EXPLANATION. Mere penetration is sufficient to constitute the sexual intercourse necessary to the offence of rape. Sec. 283. thereafter provides the punishment for rape as Whoever commits rape shall be punished with imprisonment for life or for any less term and shall also be liable to fine.

COMPARISON OF THE TWO LAWS: From the foregoing so far, it is obvious that the issue of rape is given a more severe attention in the southern states than in the northern state, given the punishments ascribed to the act in each of the jurisdictions. For instance, though both laws provide for the punishment of life imprisonment, yet the northern law provides for a situation of a lesser term of imprisonment, as the case may be, while in the southern states, no such leniency is allowed.
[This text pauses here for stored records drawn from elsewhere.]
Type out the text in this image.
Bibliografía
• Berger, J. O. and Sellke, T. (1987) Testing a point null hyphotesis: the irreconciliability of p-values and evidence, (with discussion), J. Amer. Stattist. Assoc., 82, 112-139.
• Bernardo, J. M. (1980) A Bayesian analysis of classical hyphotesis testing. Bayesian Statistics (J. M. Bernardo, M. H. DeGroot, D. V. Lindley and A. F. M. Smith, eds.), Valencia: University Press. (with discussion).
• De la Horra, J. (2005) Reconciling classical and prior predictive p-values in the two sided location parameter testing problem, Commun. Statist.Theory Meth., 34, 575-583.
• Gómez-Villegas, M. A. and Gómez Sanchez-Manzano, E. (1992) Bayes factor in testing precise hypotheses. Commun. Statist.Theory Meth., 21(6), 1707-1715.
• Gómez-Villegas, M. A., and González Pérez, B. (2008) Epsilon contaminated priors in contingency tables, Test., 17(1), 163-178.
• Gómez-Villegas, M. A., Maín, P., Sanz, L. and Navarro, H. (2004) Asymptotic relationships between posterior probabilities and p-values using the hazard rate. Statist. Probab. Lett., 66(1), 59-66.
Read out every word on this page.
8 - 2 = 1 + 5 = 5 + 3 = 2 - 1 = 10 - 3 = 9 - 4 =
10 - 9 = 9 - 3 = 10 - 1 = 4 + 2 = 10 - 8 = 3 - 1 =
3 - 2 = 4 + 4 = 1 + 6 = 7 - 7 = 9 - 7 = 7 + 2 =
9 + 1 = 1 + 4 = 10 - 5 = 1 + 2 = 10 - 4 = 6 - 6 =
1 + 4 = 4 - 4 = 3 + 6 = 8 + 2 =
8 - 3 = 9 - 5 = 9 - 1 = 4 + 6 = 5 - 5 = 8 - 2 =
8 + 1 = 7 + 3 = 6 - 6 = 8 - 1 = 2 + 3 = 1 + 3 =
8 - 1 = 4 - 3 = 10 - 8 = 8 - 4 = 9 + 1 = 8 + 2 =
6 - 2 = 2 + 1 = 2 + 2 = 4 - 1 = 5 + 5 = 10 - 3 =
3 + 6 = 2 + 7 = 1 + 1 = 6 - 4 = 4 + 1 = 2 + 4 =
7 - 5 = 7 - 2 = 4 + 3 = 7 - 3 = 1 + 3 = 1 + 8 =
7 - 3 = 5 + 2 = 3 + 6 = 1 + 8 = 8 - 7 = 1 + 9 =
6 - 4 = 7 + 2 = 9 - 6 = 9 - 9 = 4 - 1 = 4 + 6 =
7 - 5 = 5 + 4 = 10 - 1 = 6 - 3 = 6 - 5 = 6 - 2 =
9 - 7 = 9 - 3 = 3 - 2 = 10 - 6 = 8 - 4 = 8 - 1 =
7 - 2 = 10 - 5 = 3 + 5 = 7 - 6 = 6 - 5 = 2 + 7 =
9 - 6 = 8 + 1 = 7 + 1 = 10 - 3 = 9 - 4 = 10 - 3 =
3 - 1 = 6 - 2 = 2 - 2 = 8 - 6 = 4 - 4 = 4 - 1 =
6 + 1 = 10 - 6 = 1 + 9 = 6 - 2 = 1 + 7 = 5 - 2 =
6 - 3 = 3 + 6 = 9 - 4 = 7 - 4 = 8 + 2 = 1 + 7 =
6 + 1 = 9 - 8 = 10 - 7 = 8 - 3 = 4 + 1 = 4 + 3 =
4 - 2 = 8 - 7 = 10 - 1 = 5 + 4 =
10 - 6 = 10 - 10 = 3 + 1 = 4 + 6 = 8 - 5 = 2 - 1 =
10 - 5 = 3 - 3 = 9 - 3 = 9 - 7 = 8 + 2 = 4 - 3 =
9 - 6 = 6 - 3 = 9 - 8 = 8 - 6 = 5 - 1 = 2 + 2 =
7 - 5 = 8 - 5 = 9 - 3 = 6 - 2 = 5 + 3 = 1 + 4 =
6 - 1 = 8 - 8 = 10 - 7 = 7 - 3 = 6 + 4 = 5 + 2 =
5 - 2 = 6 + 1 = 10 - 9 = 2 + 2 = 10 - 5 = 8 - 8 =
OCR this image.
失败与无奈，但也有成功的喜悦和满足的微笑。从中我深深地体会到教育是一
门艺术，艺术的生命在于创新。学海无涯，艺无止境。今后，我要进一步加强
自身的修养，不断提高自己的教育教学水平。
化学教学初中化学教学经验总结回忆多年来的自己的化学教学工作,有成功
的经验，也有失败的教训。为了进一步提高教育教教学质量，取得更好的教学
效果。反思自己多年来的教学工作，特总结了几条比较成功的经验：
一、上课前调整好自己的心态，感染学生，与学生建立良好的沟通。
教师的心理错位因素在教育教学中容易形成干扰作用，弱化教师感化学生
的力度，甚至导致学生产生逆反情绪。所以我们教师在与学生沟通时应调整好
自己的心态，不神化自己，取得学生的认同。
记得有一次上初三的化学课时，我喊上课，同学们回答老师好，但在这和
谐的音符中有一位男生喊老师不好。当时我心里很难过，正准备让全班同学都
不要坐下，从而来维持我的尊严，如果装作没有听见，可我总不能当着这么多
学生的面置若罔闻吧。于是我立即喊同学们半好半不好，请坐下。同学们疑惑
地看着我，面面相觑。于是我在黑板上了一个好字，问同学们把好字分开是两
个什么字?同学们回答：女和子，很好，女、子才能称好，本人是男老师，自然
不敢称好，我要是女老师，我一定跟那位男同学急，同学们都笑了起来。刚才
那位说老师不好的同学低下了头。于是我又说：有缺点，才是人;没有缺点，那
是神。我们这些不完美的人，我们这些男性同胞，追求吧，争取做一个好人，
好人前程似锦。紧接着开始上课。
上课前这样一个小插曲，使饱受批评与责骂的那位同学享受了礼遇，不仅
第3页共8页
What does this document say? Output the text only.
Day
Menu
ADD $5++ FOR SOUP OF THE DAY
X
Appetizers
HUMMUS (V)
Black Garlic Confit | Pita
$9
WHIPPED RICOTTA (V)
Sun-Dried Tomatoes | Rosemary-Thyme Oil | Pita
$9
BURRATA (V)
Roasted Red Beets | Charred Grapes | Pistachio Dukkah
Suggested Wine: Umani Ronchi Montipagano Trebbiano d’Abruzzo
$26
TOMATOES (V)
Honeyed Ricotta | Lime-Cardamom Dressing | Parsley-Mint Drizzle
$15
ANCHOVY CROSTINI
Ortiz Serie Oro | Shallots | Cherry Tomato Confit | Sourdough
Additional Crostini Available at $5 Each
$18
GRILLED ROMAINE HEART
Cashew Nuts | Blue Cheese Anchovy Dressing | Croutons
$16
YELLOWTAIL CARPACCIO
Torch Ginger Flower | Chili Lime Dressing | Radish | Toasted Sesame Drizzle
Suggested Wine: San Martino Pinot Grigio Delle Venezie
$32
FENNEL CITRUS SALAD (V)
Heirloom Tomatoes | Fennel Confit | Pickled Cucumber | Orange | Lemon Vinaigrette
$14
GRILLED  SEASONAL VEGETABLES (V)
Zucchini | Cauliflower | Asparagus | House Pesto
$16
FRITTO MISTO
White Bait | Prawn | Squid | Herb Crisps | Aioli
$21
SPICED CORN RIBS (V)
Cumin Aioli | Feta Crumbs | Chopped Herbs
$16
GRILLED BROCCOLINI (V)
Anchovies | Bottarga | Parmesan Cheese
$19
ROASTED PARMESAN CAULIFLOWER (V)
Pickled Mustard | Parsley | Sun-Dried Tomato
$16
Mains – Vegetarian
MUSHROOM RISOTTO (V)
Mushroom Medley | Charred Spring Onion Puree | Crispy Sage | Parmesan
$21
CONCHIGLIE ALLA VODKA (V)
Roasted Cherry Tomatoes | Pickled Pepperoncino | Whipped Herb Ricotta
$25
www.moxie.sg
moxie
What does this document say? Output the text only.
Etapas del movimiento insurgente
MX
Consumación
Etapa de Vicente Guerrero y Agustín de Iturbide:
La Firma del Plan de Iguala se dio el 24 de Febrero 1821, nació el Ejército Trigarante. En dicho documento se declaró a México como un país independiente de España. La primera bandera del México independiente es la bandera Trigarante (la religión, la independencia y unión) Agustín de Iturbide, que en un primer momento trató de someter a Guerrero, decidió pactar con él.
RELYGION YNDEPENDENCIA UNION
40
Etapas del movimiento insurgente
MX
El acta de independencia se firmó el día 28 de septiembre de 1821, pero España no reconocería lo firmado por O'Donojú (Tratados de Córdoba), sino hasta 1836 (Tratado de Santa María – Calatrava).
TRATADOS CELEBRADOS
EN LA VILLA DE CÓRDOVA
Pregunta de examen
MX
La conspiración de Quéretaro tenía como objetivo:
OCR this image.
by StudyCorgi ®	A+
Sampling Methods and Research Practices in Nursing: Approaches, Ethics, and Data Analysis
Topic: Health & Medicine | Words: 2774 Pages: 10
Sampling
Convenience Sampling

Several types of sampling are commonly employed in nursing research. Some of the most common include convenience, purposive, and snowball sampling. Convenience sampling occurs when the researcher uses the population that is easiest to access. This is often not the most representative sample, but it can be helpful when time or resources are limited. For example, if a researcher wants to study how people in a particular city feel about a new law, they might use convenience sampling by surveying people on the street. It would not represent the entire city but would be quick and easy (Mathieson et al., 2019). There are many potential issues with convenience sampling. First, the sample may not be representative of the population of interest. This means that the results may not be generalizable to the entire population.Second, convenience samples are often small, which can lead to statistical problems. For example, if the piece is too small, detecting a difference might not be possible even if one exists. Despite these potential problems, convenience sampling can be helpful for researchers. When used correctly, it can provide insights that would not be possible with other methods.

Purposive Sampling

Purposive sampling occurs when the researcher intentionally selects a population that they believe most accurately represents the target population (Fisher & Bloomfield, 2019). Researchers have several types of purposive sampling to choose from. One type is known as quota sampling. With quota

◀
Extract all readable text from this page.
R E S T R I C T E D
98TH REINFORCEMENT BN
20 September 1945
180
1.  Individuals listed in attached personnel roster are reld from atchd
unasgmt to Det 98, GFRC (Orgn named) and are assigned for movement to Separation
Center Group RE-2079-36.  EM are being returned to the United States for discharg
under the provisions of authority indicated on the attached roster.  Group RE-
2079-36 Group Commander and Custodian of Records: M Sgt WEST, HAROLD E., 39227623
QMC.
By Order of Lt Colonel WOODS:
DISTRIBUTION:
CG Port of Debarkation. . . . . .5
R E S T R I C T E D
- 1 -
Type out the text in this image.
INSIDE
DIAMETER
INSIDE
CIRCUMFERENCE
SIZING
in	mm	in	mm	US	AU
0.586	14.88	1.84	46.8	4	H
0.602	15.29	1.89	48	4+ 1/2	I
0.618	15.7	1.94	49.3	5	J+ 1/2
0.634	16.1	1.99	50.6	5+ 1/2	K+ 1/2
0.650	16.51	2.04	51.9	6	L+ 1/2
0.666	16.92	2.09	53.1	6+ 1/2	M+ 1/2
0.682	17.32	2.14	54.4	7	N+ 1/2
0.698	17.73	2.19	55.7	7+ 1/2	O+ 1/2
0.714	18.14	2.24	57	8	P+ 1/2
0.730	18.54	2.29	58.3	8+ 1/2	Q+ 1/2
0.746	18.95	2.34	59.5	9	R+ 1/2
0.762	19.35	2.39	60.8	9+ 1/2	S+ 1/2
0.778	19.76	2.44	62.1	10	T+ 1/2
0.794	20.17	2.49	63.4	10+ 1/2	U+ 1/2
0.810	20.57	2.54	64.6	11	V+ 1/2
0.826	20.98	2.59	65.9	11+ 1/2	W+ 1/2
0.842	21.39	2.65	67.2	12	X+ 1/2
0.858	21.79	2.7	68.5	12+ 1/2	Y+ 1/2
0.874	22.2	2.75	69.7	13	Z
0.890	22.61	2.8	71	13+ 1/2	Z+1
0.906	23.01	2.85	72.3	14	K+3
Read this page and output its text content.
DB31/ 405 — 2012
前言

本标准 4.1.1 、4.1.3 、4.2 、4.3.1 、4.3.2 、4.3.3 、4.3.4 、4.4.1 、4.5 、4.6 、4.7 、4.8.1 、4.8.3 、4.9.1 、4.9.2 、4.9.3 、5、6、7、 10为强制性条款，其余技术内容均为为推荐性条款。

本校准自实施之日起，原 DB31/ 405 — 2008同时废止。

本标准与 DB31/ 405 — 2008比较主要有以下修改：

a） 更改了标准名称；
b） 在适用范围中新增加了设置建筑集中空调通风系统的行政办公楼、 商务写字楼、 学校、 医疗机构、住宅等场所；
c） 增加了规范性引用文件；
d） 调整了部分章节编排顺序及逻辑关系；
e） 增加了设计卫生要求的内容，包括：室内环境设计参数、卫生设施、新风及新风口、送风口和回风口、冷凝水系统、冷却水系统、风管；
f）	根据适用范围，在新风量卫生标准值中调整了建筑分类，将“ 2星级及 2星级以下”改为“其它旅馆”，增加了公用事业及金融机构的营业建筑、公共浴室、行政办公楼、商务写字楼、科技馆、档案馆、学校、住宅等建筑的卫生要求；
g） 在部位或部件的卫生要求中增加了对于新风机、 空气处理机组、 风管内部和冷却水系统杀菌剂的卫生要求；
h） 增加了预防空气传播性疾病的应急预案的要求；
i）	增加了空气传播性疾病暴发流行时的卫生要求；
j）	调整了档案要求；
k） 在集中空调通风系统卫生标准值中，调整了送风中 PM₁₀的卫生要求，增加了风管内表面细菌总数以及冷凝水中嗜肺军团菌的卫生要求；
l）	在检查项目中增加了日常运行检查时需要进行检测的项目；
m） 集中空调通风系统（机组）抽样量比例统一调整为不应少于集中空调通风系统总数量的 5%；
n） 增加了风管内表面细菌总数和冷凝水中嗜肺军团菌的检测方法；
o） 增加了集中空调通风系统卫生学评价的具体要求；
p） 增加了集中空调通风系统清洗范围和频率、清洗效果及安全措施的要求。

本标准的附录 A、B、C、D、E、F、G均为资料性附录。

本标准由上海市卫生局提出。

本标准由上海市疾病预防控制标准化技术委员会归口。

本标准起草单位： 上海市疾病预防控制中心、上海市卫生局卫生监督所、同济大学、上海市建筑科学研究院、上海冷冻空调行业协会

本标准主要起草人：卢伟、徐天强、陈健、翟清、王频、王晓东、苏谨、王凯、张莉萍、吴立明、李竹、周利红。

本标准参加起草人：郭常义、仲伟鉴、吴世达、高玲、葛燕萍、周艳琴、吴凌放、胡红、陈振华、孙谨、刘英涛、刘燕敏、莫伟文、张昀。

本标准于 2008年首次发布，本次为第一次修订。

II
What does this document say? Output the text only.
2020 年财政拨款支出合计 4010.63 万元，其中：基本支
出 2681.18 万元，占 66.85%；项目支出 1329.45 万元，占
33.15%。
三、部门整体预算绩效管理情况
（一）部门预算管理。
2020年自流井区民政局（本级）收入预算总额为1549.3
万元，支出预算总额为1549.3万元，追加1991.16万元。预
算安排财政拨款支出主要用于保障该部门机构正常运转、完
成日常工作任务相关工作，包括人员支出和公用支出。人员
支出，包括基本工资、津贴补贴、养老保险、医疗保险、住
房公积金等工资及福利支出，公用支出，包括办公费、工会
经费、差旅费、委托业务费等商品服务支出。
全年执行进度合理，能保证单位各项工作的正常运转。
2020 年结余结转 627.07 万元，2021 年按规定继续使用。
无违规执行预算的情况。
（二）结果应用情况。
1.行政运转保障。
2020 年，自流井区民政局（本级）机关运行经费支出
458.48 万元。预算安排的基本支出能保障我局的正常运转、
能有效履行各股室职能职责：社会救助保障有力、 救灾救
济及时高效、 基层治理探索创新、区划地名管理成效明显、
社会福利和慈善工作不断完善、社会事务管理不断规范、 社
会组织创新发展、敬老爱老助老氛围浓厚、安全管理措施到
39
Also, the mere attempt to commit rape is defined as a crime (see sec. 359 of the Criminal code) punishable with 14 yrs of imprisonment, with or without caning. CONCLUSION In legal practice however, the issue of rape is a very complex one, and the courts will not easily uphold a charge of rape unless in the presence of overwhelming proof. This is mostly because the proof of rape is always a very difficult one. Especially from the medical viewpoint, the fact that proving forceful penetration, without consent, or against the will of the victim, is always a very difficult thing to prove.

Surthermore, a conviction of a rape charge, without corroborating evidence, but strictly on the claim of the victim, is almost impossible. Thus, serious medical proof, amidst other facts, will have to be present before a charge of rape can survive.